3 candidates join race for 11th Circuit Solicitor
LEXINGTON COUNTY, SC (WIS) - The race is heating up to replace a troubled Midlands prosecutor.
Solicitor Donnie Myers is accused of driving drunk when he crashed his car a month ago. He's charged with DUI, and he now says he will not run for reelection. So far three candidates have filed to replace him.
All three have some similarities, but there are differences too. All acknowledged that the 11th Circuit Solicitor's Office, which prosecutes cases in Lexington, Saluda, Edgefield, and McCormick counties, will benefit from new leadership.
First, there's long-time prosecutor Rick Hubbard.
"I know that job demands experience, and I'm the one guy who has it both as a prosecutor who's tried the most complicated cases a prosecutor could face, but also, I've managed that office. I've managed it for quite a while," Hubbard said.
Hubbard has recently worked with the Attorney General's Office. He's worked with Myers, too, and says he has nothing but respect for the outgoing solicitor's record in the courtroom.
"The issues outside of the office are strictly for him to handle, and I have confidence he will," Hubbard said.
Hubbard said he's the only candidate who's tried a death penalty case and said he'll work to decrease the delay in bringing cases to court.
"A leader is someone who can go in and prioritize those resources, and that's what I've done," he explained.
Next, there's Larry Wedekind, a veteran with decades of courtroom experience here and abroad.
"I thought it was time to restore honor, dignity, and respect to the Solicitor's Office," Wedekind said.

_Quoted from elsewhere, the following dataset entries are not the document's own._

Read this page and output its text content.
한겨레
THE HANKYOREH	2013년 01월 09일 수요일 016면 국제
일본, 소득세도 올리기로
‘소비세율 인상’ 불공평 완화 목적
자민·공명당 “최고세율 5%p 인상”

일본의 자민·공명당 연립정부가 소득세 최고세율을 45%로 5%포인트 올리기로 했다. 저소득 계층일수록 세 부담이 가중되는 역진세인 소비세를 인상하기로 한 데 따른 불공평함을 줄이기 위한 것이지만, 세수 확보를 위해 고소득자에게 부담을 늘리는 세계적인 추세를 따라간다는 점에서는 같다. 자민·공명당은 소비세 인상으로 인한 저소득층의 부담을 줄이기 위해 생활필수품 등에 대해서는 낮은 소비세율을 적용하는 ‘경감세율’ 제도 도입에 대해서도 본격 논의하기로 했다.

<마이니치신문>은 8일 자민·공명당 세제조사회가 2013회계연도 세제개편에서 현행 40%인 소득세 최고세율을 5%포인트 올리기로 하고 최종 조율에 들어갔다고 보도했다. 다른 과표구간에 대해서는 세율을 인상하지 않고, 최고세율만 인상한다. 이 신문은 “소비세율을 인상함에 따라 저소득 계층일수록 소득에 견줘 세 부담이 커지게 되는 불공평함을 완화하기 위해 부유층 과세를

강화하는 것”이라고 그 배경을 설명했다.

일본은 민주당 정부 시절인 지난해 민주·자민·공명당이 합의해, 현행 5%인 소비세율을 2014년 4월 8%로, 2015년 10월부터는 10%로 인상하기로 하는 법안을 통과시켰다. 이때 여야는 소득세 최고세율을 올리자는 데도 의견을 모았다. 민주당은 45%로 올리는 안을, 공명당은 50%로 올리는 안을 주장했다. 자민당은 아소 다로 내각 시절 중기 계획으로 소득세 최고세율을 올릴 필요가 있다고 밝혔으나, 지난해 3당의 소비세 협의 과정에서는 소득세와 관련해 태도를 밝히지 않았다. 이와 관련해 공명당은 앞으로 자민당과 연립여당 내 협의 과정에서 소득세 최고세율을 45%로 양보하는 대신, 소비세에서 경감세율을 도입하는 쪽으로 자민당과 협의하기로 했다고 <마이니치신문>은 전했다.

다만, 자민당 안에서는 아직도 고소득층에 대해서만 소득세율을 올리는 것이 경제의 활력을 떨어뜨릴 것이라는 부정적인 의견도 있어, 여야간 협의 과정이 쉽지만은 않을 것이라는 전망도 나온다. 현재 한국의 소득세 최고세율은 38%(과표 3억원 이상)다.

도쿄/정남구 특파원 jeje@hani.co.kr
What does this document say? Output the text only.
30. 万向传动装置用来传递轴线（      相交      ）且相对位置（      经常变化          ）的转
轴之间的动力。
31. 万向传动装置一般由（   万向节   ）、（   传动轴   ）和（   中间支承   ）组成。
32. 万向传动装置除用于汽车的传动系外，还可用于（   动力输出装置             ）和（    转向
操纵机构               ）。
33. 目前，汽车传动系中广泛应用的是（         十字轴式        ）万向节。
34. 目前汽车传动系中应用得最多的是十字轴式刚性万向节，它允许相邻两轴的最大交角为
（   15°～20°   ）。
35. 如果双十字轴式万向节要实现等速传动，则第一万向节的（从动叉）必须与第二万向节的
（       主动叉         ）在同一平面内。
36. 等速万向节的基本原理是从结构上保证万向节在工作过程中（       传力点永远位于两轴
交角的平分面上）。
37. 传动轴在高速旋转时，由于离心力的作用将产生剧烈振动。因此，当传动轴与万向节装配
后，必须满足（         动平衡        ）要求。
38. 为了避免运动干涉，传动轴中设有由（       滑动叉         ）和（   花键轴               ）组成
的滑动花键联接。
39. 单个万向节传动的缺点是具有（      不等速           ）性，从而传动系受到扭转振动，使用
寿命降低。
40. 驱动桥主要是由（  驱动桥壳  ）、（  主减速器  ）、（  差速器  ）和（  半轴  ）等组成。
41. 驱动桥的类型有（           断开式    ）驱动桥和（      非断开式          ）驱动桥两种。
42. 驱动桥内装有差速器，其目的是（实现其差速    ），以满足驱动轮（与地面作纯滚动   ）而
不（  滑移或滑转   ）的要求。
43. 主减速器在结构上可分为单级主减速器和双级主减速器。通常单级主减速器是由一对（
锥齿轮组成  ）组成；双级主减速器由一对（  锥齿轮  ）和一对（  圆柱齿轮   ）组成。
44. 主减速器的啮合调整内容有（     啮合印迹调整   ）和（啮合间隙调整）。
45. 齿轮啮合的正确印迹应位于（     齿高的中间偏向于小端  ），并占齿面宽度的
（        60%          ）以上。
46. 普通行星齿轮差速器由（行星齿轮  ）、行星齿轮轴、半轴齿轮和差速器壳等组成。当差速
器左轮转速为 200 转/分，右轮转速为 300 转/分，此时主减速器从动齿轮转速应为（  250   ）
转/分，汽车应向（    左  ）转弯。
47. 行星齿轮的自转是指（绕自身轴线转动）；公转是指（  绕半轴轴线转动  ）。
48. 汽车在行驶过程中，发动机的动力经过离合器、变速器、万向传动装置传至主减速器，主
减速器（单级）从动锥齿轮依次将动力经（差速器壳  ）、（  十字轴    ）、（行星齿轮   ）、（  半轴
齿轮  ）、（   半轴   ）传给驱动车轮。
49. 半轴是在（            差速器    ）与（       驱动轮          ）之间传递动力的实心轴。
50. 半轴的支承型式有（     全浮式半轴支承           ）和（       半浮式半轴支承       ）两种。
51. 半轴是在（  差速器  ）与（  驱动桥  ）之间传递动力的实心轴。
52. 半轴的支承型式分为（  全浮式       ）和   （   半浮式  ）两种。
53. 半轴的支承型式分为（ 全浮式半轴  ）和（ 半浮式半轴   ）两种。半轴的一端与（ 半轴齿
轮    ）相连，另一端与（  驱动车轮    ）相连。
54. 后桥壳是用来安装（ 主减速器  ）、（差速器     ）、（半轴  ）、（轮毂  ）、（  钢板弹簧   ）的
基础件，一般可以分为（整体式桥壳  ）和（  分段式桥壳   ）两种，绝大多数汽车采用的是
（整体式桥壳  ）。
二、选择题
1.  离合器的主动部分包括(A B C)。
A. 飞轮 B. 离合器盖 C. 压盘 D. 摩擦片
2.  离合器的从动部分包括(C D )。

Wedekind said he planned to run, even before Myers decided to call it quits after this final term.
"Because I just felt the office was going to be compromised on the particularity of DUI cases," Wedekind said. "I just don't know how any assistant solicitor or Donnie himself could walk in front of a jury when there was a victim of a DUI death or even your first or second offenses."
He said he'd attack the circuit's big caseload and the delay in getting some cases to trial.
"One of the things I'd like to do is lobby to get from the legislature funding for more prosecutors," Wedekind said.
Finally, there's Candice Lively.
"That's exactly what I want to do is bring a breath of fresh air to Lexington County and to all of the counties that I would represent -- Edgefield, McCormick, and Saluda," Lively said.
Lively works at the Children's Law Center at USC and has courtroom experience in Horry County.
"These cases take too long," she said. "They have to get into the court system. These children need to be able to move on. It shouldn't take two or three years for their cases to be tried."
She said she'd bring a more personal, hands-on approach to the 11th Circuit.
"People feel like lawyers don't care. We don't call people back. We don't involve them in what's going on," Lively said. "That's the same thing for trial lawyers and solicitors. You have to talk to people. You have to be open, and you've got to let them be part of the process."
All three candidates say they support the death penalty.
Filing for this position closes at noon March 31.